Shrinking the council by four seats won’t save very much money. In fact, it will almost cost more money to downsize than it would to stay the same. Districts have to be realigned and reassigned. They will become larger.
A councilman or councilwoman will have to represent more people. A broader constituency means the council members will be more removed from the electorate.
I-18 should be seen for what it is- a dim-witted attempt to get revenge on the very people who are trying to do their best to govern the state’s largest county.
The council has tried its best to accommodate the wishes of the people who signed the initiative. The council has basically agreed to the amendment, but voted to postpone the changes for another couple of years.
But either that’s too much, or not enough, for Washington’s premier initiative profiteer. Tim has filed a lawsuit to stop the “sabotage” of Initiative 18 by the County Council.
The Council voted 9-4 to postpone effective changes to downsize the Council- an overwhelming majority.
The jail guards’ union even agreed to the postponement, but Tim Eyman decided not to follow suit. Instead, he filed a lawsuit seeking to stop the Council’s amendment.
Now, along with the son of the late Kent Pullen, who used to be a council member, Eyman is a co-plaintiff in a lawsuit to stop the King County Council from making those changes. Curiously, the lawsuit was filed in Snohomish County.
Clearly, no change is fast enough for Tim Eyman, even when it isn’t his issue or his government. Eyman’s meddling is outrageous. He has no business interfering with King County’s affairs.
It is clear that Eyman initiatives, and Eyman-backed initiatives, can only mean bad news for Washington State and its communities.

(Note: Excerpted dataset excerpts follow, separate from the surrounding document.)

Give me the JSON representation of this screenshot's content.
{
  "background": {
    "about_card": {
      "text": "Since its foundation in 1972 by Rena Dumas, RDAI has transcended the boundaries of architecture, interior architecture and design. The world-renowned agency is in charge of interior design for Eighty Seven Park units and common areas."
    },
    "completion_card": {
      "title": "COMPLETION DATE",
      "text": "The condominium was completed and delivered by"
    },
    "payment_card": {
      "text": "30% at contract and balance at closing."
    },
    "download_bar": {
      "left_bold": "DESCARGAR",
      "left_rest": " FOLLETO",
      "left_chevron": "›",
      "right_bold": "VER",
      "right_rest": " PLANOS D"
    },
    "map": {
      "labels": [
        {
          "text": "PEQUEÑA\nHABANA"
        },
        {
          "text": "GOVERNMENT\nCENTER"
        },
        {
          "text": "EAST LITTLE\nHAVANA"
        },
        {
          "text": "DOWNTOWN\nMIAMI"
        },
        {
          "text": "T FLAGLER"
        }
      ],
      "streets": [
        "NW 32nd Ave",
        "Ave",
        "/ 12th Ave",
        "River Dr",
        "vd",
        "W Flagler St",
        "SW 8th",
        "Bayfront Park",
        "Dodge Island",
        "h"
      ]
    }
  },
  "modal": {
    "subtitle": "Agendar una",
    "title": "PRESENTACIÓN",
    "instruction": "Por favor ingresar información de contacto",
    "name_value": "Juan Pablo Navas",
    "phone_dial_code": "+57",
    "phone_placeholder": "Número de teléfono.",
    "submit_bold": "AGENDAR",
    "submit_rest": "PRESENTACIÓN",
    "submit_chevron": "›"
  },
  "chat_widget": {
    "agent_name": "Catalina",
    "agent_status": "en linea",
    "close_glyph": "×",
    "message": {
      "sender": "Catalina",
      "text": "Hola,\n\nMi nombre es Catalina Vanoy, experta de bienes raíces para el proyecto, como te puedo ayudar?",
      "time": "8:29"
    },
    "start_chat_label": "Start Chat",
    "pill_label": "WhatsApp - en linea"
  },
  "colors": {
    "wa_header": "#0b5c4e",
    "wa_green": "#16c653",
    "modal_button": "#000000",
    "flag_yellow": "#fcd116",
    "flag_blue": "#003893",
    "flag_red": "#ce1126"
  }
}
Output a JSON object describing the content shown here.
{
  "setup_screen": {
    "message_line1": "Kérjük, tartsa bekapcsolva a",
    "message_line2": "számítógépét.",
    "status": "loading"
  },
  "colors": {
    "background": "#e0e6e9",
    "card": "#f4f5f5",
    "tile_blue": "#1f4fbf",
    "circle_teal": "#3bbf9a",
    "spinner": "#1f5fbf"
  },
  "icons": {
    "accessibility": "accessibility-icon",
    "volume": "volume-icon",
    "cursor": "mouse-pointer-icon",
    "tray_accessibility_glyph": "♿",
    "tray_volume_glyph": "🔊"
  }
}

And voters are quickly beginning to realize this fact. 3 of the last 4 Eyman initiatives have failed to make the ballot- and one only succeeding because of heavy financial support by the gambling industry- the special interests.
There is no tax revolt, and no mass anti-government movement in Washington State. It is a myth spread by Tim Eyman and his small band of supporters, who don’t even show up when Tim comes to Olympia to turn in signatures. It’s the largest political sham in the history of the State of Washington.
And the electorate is finally beginning to see it for what it is.